In 1935, the New York Museum of Modern Art organised a large exhibition entitled African Negro Art. All the works on display were owned by Europeans, among them the poet Tristan Tzara, who possessed a magnificent Gabonese mask which the Barbier-Mueller Museum was to acquire several years later fig. 6. Josef Mueller did not contribute anything to this exhibition; in fact, he rarely participated in public events. He would most certainly have refused to hold a conference or to explain the reasons behind the accumulation of so many treasures. However, in 1957, at the age of seventy, Mueller decided to exhibit his African collection fig. 7 in the museum of his native town, Solothurn, where he had returned to live after the war. Jean Paul Barbier, husband to his daughter, Monique, historian and art lover, understood Josef Mueller’s irritation that the works of so-called "primitive" art remained defiantly underestimated while his other paintings received copious praise. Perhaps it was at this moment that the idea of a permanent museum of primitive art was conceived; an idea that would come into effect twenty years later, in Geneva, where Monique and Jean Paul Barbier-Mueller were to settle.

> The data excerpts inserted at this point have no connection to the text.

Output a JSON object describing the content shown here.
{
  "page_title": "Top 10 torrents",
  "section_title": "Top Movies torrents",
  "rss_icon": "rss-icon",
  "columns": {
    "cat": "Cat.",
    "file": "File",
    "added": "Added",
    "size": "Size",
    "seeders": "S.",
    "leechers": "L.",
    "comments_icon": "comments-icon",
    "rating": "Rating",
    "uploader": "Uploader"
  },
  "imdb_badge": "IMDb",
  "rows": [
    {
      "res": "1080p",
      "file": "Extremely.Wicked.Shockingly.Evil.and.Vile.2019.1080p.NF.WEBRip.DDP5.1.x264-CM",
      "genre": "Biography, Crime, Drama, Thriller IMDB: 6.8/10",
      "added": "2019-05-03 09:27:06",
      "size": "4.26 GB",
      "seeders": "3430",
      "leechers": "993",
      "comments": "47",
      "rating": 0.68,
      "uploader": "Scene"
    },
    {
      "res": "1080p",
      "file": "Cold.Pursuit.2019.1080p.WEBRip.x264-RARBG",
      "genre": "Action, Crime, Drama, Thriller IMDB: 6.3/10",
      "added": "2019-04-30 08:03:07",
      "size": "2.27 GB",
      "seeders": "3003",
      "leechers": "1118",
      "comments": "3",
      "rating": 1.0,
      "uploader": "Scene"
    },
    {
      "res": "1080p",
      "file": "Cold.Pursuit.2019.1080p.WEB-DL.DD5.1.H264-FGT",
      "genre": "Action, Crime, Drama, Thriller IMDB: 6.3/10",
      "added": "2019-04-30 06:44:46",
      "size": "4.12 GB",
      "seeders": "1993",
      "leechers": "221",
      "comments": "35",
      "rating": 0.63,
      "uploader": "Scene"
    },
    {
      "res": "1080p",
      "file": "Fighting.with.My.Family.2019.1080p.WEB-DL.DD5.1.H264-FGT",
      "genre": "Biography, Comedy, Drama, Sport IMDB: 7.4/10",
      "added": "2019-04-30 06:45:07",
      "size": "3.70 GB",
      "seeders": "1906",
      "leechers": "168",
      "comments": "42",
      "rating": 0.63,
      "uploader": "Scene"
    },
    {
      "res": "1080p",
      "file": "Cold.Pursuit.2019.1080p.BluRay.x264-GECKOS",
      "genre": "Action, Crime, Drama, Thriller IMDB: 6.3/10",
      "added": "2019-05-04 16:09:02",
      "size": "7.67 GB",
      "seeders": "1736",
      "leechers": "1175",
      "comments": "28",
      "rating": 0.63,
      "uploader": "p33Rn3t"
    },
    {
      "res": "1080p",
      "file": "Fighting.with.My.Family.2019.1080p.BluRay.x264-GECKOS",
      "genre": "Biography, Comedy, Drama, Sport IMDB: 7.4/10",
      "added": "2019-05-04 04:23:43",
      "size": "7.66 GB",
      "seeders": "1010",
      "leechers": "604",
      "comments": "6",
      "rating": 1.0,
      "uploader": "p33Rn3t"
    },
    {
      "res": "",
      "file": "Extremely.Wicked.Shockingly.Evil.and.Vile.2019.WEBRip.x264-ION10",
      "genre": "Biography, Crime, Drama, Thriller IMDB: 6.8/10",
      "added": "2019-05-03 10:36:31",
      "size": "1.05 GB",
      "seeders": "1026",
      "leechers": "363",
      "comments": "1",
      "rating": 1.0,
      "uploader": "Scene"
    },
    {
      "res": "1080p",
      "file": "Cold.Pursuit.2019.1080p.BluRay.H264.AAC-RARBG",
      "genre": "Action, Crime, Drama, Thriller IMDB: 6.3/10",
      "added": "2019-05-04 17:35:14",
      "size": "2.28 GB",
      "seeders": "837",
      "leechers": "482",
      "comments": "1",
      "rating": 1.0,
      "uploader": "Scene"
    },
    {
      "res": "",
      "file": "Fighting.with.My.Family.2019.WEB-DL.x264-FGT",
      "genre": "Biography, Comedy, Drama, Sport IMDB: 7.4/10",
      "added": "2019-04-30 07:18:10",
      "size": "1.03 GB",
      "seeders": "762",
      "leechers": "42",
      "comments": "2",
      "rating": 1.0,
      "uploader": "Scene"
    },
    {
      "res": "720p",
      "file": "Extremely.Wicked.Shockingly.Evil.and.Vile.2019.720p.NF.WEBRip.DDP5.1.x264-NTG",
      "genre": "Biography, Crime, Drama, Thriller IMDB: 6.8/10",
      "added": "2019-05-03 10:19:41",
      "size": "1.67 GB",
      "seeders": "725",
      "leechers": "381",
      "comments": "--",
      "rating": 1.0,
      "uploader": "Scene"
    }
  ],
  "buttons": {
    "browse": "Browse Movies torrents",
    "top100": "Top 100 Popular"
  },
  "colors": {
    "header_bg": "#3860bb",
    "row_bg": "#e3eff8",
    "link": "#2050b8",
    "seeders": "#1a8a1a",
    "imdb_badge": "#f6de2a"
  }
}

Jean Paul Barbier had built up a collection of his own, and this was added to that of Mueller. He dedicated himself to seeking key works that would provide additional coherence to the overall collection. Indeed, Josef Mueller had not sought to create a synchronous whole, and bought objects simply according to aesthetic criteria. His son-in-law later succeeded in presenting a rationalised collection, which in turn became a "chef d’œuvre" of world renown.

The Barbier-Mueller Museum opened its doors in May, 1977, three months after the passing of Josef Mueller. Many friends of the family, art lovers and connoisseurs from all over the world took part in this event. They soon joined together to form the Friends of the Barbier-Mueller Museum Association, which today consists of nearly one thousand members fig. 8.

The collection today assembles 7000 works of art, sculptures, masks, textiles, and objects of prestige or corporal adornment. This unique store, constantly enriched by Jean Paul Barbier, constitutes the greatest collection of primitive art in the world. The principal sectors are, in order of importance, Africa, the East Indies ("primitive" Indonesia), Oceania, the Americas (pre- and post-Colombian), tribal Asia, and, in a more general manner, the prehistoric or archaic phases of great civilisations (Greece, Italy, Japan, the East Indies).